With regard to the special clause in question (the 31st), it is here, as in other statutes, not easy to compass the entire meaning and scope of the enactment. By the 35th section the maximum breadth of the statutory roads is declared to be 30 feet; and why by the 31st section a space of 40 feet is to be kept clear is not distinctly apparrent. The intention probably was to provide room for ditches and drains (which by the 35th section are beyond the 30 feet), or generally for greater airiness and contingent convenience. However this may be, there can be no doubt that in certain circumstances the section is imperative. The Lord Ordinary cannot doubt that a building erected for the first time on a county road must, under this section, be at least 20 feet from the centre of the road.

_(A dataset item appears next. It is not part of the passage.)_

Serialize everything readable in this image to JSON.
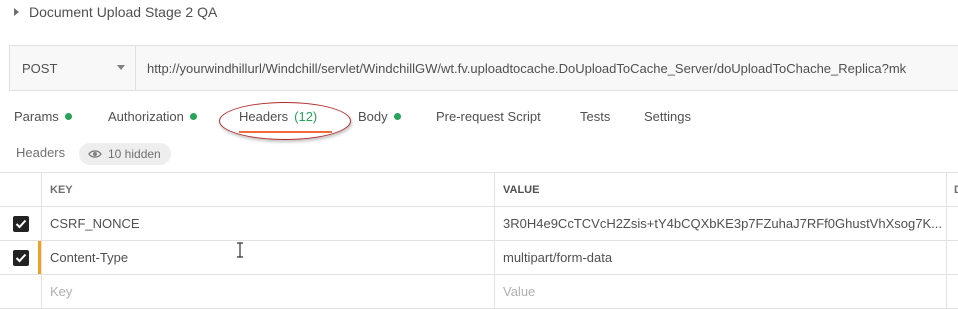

But he thinks it impossible reasonably to apply the section to the actual case. There is here neither a county road nor a new erection. The case is that of an old house in a street or close of Strathaven, which is proposed to be rebuilt. The street is fully made up on both sides, with houses on either side of that in question, which the trustees cannot touch. The proposal is that the respondent shall throw back his rebuilt house greatly within the line of the houses on either side; and this for no good purpose to be served by the trustees, for they cannot widen the street generally; and can do nothing more than inflict an injury on the respondent by keeping an unnecessary gap in front of his new tenement. Nor is this the only injury he will sustain; for, not having space to the back (as might commonly be had in a rural district) to remove the entire tenement, the effect of forcing him to put back the front of his building would be simply to compel him to throw away half the building, leaving the remainder of comparatively little value. And all this is to be done by the respondent without compensation, but merely reserving his claim for payment for any ground which the trustees may take for widening the close at some indefinitely remote period.

The Lord Ordinary is of opinion that on no reasonable construction of the section in question can it be made to apply to such a case. He thinks the ‘making or erecting a house’ contemplated by that section cannot with any propriety or fairness be held to mean the rebuilding of an old tenement on the side of a fully-formed street like the Wide Close.

The Lord Ordinary finds that on this matter the road trustees have by no means had very settled views or a definite course, for the proof discloses repeated instances in which houses have been rebuilt in Strathaven without the trustees applying to the case the provisions of section 31. It appears to the Lord Ordinary that the recent interpretation of the trustees is not the sound one.”

Counsel:

Counsel for the Advocator— Mr Gifford and Mr R. V. Campbell. Agent— Mr Alexander Wylie, W.S.

Counsel for the Respondent— Mr Gordon and Mr Gebbie. Agent— Messrs Macgregor & Barclay, S.S.C.